I turned twenty-five a couple days ago and in honour of … myself, I’m going to tell you twenty-five things that I’ve learned in my quarter-century of life.
The thing with learning is that the most important lessons are integrated without us really being aware that we’re learning. We don’t remember the moment we understand how multiplication works, but at some point the concept clarifies itself. Most of the things we remember learning are at least a little weird. Did you know that you have taste buds in your small intestines? If you didn’t, I bet you’ll remember it. Because it’s fucking weird. This list comprises some of the weird things I’ve learned in my life, mixed in with some serious things, as they occurred to me, on this day.
- Be polite.
- When paying for parking, if there is an option to “Add time” to your spot, always try that one first. The worst that can happen is that it tells you it can’t do it. And sometimes you only have to pay for an hour and you get six.
- If you speak with conviction, more often than not you will be believed. Even if what you’re saying is that “ghost” is pronounced “g-aw-st”. They won’t always believe you for long, but they will believe you.
- Other people know the conviction trick.
- You know how you’re not really paying attention to other people a lot of the time? Other people are the same, so don’t worry so much about how you’re coming off to them because chances are they’re thinking about themselves.
- We are all narcissists. But knowing and admitting that you’re a narcissist is a huge part of not being a dick about it.
- Despite being narcissists, there is such a thing as altruism. Don’t believe the economists.
- If you’re at a buffet, LEAVE THE SALAD FOR THE NEXT ROUND. Seriously, they’re not going to run out of salad. You know what they are going to run out of? Bacon.
- On the theme of buffets: you know how there is always a bewildering platter of cold cuts midway along the table? Yeah, what you want to do is, grab a bun (there will always be buns, if there aren’t buns, drop the plate and walk away, you can’t trust the quality of that buffet), put it in your left hand, and balance your plate on top. Do as you will until you reach the cold cuts (and sometimes there’s cheese, take cheese at your discretion). When you get to the cold cuts (and possible cheese) grab a few, put them on the edge of the plate. When you get back to your table, make a sandwich with your bun and cold cuts. Wrap it up in a napkin. Put it in the pocket of your coat. Because usually events with buffets last a long time. You’ll eat, you’ll get seconds, some people will talk about whatever. By the time you go home, hours will have passed since you at dinner and you’ll be starting to feel peckish. And then you’ll remember: your Road Sandwich! Glory in exultation and eat said Road Sandwich.

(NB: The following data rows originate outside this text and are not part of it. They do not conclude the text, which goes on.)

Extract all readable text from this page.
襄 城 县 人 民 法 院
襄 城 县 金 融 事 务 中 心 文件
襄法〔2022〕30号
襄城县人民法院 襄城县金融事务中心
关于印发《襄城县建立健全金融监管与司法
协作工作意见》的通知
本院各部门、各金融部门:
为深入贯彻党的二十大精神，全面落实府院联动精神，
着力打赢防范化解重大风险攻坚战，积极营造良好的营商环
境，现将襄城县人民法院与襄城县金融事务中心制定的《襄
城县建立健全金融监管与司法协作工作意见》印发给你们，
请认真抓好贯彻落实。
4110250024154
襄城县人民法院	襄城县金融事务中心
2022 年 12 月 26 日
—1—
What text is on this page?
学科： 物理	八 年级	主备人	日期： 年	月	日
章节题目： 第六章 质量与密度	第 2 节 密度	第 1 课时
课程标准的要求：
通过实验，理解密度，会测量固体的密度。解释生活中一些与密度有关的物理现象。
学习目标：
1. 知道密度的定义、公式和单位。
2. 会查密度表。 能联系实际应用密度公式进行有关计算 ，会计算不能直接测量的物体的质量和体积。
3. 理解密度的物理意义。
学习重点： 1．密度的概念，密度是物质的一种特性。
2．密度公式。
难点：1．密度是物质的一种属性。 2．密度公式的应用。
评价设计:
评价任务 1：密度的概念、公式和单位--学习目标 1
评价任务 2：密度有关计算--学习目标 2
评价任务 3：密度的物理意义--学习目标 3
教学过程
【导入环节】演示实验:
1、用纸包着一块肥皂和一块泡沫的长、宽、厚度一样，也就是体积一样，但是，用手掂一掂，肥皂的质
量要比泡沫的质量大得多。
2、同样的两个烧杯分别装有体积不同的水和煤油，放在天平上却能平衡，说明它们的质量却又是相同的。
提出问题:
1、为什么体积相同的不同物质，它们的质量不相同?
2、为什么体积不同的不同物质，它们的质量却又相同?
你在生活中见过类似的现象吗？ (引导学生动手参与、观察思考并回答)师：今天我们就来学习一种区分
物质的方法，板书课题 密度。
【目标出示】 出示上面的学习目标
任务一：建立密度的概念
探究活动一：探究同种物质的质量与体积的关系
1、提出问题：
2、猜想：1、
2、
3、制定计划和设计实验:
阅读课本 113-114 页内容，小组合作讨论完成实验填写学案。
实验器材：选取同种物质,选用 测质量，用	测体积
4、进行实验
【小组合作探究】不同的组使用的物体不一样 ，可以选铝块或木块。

- Women’s jackets tend to have sub-par pockets.
- Unless you’re in a hospital or a McDonald’s ball pit, there is no reason for anti-bacterial soap. Bacteria is good. Bacteria is necessary. Just use regular soap, it’s fine.
- If you’re tired and on public transit, sit in a two-person seat next to the window. You can lean your head against the window, and while someone weird might sit next to you, no one will make you get up.
- You are statistically unlikely to be trampled, no matter how short you are.
- That being said, maybe avoid the pit?
- “Perfect” isn’t a real thing.
- There is nothing new under the sun, there are just movable pieces and interesting configurations. Don’t stress out about originality, because it doesn’t exist. Anything that seems brand new only appears that way because you didn’t see how the sausage was made.
- The world doesn’t owe you anything.
- You’re never done learning.
- Celebrate the little moments. Sparklers are pretty cheap.
- Glitter is the herpes of arts and crafts. It never really goes away. You’ll think it’s gone and then *BOOM* glitter. That shit is viral.
- If you park your car in the sun, crank your wheel around so the top is facing down. That way, when you get back in your car after it’s spent hours baking in the heat, you’ll be able to steer without burning your hands.
- Never say, “I’m the kind of person who–” unless you follow it up with something self-deprecating. Otherwise you sound like a douche. Sample sentence: “I’m the kind of person who can’t be with just one person.” Douche. “I’m the kind of person who sharts when they’re nervous.”
- “Shart” means to shit a little when you fart.
- In the same vein as #22: you do not get to give yourself a nickname. That’s not how nicknames work.
- Make the last words you say to the people you love “I love you.” No one can ever hear that enough, and at any given moment the last words you say to someone may be the last words you ever say to them.
I’ve learned other things, like algebra and the difference between “affect” and “effect” (helpful alliteration: “The arrow affected the aardvark. The effect was electric.”) but this is the list that came to me in the moment and I think it’s legit.